Monthly Archives: November 2018
This year’s National Quantum Technologies Showcase in London was the best one yet with more attendees and exhibits and QuantIC was on hand with many demonstrators that were being exhibited for the first time to industry including the Hub’s Germanium on Silicon Single-Photon Avalanche Detector and Computational Photon Counting LiDAR system.
QuantIC researchers who had exhibited at previous events also noticed the buzz around quantum technologies this year. Dr Johannes Herrnesdorf, who was exhibiting his technology project with Clyde Space on LED based transceivers on nanosatellites said, “Having attended all four Quantum Showcases, I felt that there was a clear evolution throughout the years, with this year’s showcase being the best so far. The layout of the exhibition space was very good, and the structure of the event allowed a continuous flow of visitors to come to our stand throughout its duration. Interest remained high until late on a Friday”. Also echoing the sentiment was Dr Vincenzo Pusino who was exhibiting the Indipix sensor. He said, ”I felt the event really grew over the years, and so did the interest of the people attending, especially now that many of the showcased technologies are getting closer and closer to being ready for commercial exploitation. Our exhibit was well attended and we made many contacts which will hopefully translate in future collaborations”.

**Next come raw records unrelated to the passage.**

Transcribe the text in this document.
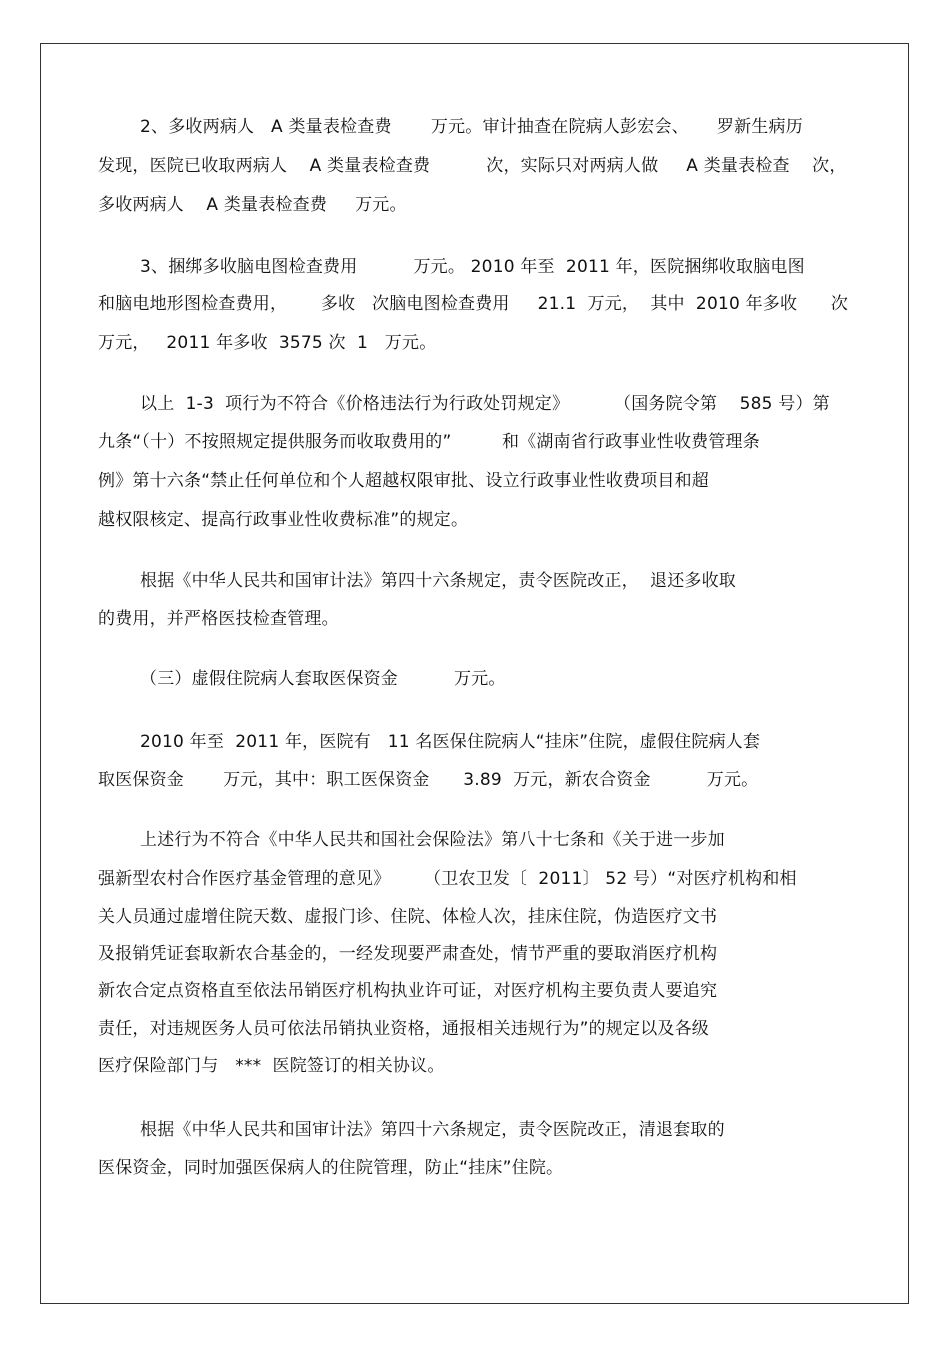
2、多收两病人   A 类量表检查费       万元。审计抽查在院病人彭宏会、     罗新生病历
发现，医院已收取两病人    A 类量表检查费          次，实际只对两病人做     A 类量表检查    次，
多收两病人    A 类量表检查费     万元。
3、捆绑多收脑电图检查费用          万元。 2010 年至  2011 年，医院捆绑收取脑电图
和脑电地形图检查费用，      多收   次脑电图检查费用     21.1  万元，  其中  2010 年多收      次
万元，   2011 年多收  3575 次  1   万元。
以上  1-3  项行为不符合《价格违法行为行政处罚规定》        （国务院令第    585 号）第
九条“（十）不按照规定提供服务而收取费用的”         和《湖南省行政事业性收费管理条
例》第十六条“禁止任何单位和个人超越权限审批、设立行政事业性收费项目和超
越权限核定、提高行政事业性收费标准”的规定。
根据《中华人民共和国审计法》第四十六条规定，责令医院改正，  退还多收取
的费用，并严格医技检查管理。
（三）虚假住院病人套取医保资金          万元。
2010 年至  2011 年，医院有   11 名医保住院病人“挂床”住院，虚假住院病人套
取医保资金       万元，其中：职工医保资金      3.89  万元，新农合资金          万元。
上述行为不符合《中华人民共和国社会保险法》第八十七条和《关于进一步加
强新型农村合作医疗基金管理的意见》      （卫农卫发〔  2011〕 52 号）“对医疗机构和相
关人员通过虚增住院天数、虚报门诊、住院、体检人次，挂床住院，伪造医疗文书
及报销凭证套取新农合基金的，一经发现要严肃查处，情节严重的要取消医疗机构
新农合定点资格直至依法吊销医疗机构执业许可证，对医疗机构主要负责人要追究
责任，对违规医务人员可依法吊销执业资格，通报相关违规行为”的规定以及各级
医疗保险部门与   ***  医院签订的相关协议。
根据《中华人民共和国审计法》第四十六条规定，责令医院改正，清退套取的
医保资金，同时加强医保病人的住院管理，防止“挂床”住院。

Over 700 people attended the National Quantum Technologies Showcase this year, the largest number of visitors to date. Expectations will certainly be higher next year, which will coincide with the mid-point of the ten year national quantum technologies programme.
QuantIC was thrilled to present its “light in flight” research to the public at the IOP Festival of Physics last weekend at Dynamic Earth in Edinburgh. The stand was part of Quantum City, the national public engagement strategy for the UK National Quantum Technologies Programme.
Visitors were able to get their picture taken at the speed of light and QuantIC’s new augmented reality exhibit demonstrated how a camera could see around corners or behind a wall. And for a number of researchers from the Hub, the event was also their first foray into public engagement. PhD student Jack Radford said, “It was my first public engagement event and I had a great day! I had some great in depth conversations about physics and quantum technologies with members of the public. I enjoyed trying to answer difficult physics questions in a simplistic way to get people excited about science! Their enthusiasm to understand complex physics certainly rubbed off on me and re-ignited my excitement about my own research. A lot of kids loved playing with our demonstrations, often getting hands on rearranging the equipment in Augmented Reality (AR) and doing the floss dance with our 3D imaging camera. Chiming in, PhD student Gabriella Mussara said, “By taking part, I got the chance to share my current topic of research with an audience from a completely different background.” Another public engagement first timer PhD student Lucrezia Cester added, “The Festival of Physics allowed me to share my work with kids, which I hope will be intrigued and inspired to follow a career in science.”
The public’s response to Quantum City was overwhelmingly positive, with almost 96% positive feedback received from visitors and lovely comments such as “very interesting technology” and “really interesting. I can see my son being inspired”. The Festival of Physics, which was organised by the Institute of Physics, attracted over 3,700 visitors over the two days.